Lukas Eltern

„Ich fühlte mich wie eine Marionette.“ – Die Eltern von Lukas erzählen, wie sie den Verbrennungsunfall ihres Sohnes erlebt haben.

 

Etwa zwanzig Minuten nach dem Unfall kam das Telefon. „Lukas hat sich verbrannt.“ Lukas’ Mutter war wütend. Was war mit ihrem Sohn? Ihr Schwager fuhr sie direkt ins Spital. „Ich hätte mich in diesem Zustand nicht selber hinters Steuer setzen können.“

Lukas lag auf einer Trage. Um ihn herum Ärzte in grünen Kitteln. Frau I. schaute ihren Sohn an. Er hatte keine Augenbrauen. „Im ersten Augenblick wollte ich wieder gehen. Luft holen. Aber Lukas sah mich und rief ‚Mami’.“ Sie ging zu ihm hin. Ab diesem Zeitpunkt funktionierte sie einfach. Fühlte sich wie eine Marionette, war für Lukas da und beantwortete Fragen. Ein Arzt informierte sie, dass Lukas ausser Lebensgefahr sei. „Ich fragte mich nur, was der da redet. Es war mir nicht bewusst, wie schlimm es war. Ich konnte alles nicht einordnen.“

Während den fünfeinhalb Wochen im Spital war Frau I. tagsüber immer bei Lukas. Sie sah seine traurigen Blicke, die fragten ‚Was ist passiert, Mami?’. „Es tat weh, ihn da liegen zu sehen mit dem Kopfverband. Ich wünschte, ich hätte diese Schmerzen für ihn übernehmen können“, sagt Frau I. Am Abend kamen jeweils auch Lukas’ Vater und sein älterer Bruder Samuel zu Besuch. „Der Grossmutter habe ich verboten, Lukas zu besuchen. Ich wusste, sie würde bei seinem Anblick in Tränen ausbrechen. Das wollte ich nicht.  Niemand sollte vor Lukas weinen. Wir mussten für ihn da sein und ihm Kraft und Geborgenheit geben. Der ganze Unfall war schlimm genug.“

Über Nacht blieb Lukas alleine im Spital. Seine Mutter musste abschalten. Luft holen. „Ich wusste, dass Lukas beim Pflegepersonal in guten Händen war. Und das Handy lag für Notfälle neben dem Bett.“ Ausserdem war da noch Samuel, Lukas’ älterer Bruder, der beim Unfall am Geburtstagsfest mit dabei war. „Tagsüber nach der Schule kümmerte sich mein Mann um Samuel. Abends und am morgen vor der Schule nahm ich mir Zeit für ihn und seine Fragen. So war auch er nie alleine.“

Nach dem Spital gewöhnte sich die Familie schnell an Lukas’ neues Aussehen und daran, dass er die Kompressionsmaske tragen musste. Für die Mutter war es bereits normal und sie wollte, dass das Leben so weiterging wie vor dem Unfall. Sie verstand am Anfang nicht, weshalb ihr Sohn im Auto warten wollte, während sie einkaufen ging. Nur widerwillig ging Lukas mit ihr in den Laden. Erst als seine Mutter sah, wie eine Frau auf Zehenspitzen zwischen den Regalen hindurch ihren Sohn anstarrte, realisierte sie, was Sache war. Frau I. versuchte, ruhig zu bleiben. Gut, kam kurz darauf ein Mann, der Lukas fragte, ob er sich verbrannt habe. Der Kleine strahlte und sagte „Ja“. Er schien erleichtert, dass ihn endlich jemand direkt fragte und sogar wusste, was ihm passiert war.

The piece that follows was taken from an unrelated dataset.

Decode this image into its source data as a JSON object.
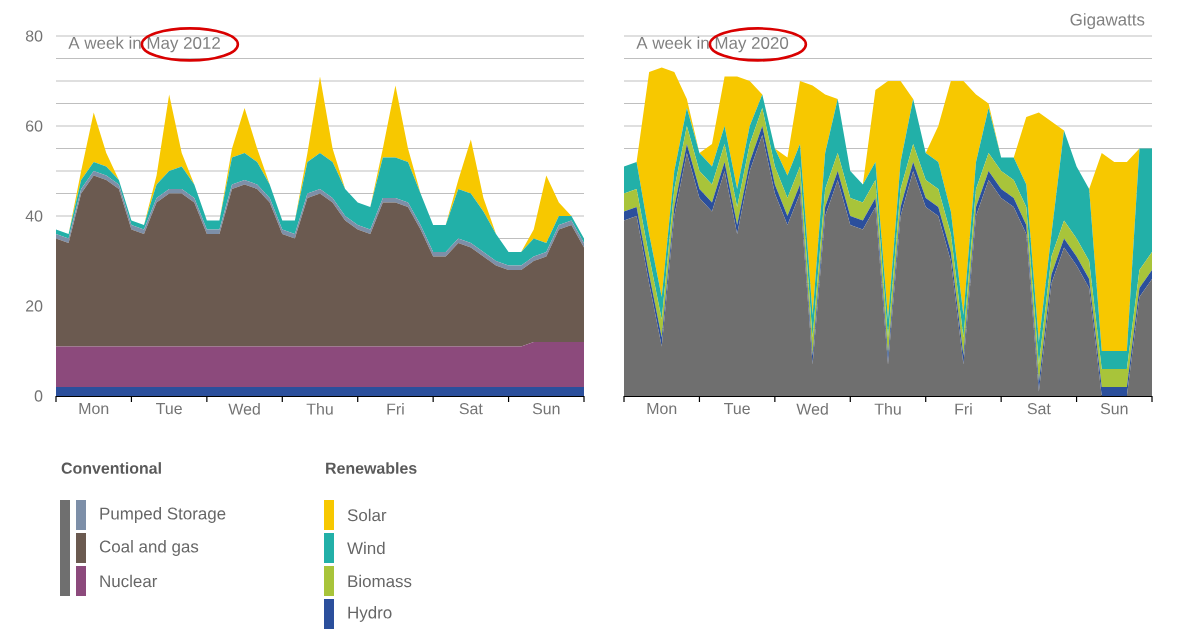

Im Kindergarten waren Lukas’ Verbrennungen kein Problem. Viele Kinder kannten ihn bereits vor dem Unfall und wussten, was passiert war. Trotzdem fragte die Kindergärtnerin Lukas’ Mutter, ob sie  die anderen Eltern am Elternabend nicht über Lukas’ Unfall informieren wolle. Sie wollte so erreichen, dass die anderen Eltern die Fragen ihrer Kinder von Anfang an richtig beantworten. „Das war gut so.“

Heute blicken Lukas’ Eltern stolz auf die Entwicklung ihres Sohnes zurück. Sie sind überzeugt, dass ihm in der schweren Zeit das Karate eine grosse Stütze war und ihm geholfen hat, sein Selbstvertrauen neu aufzubauen. „Wenn ein Kind, wie Lukas beispielsweise, ein ästhetisches oder anderes Handicap hat und dann etwas findet – egal was – in dem es besser ist als andere, ist das ein riesiger Gewinn und sehr wertvoll“, so sein Vater.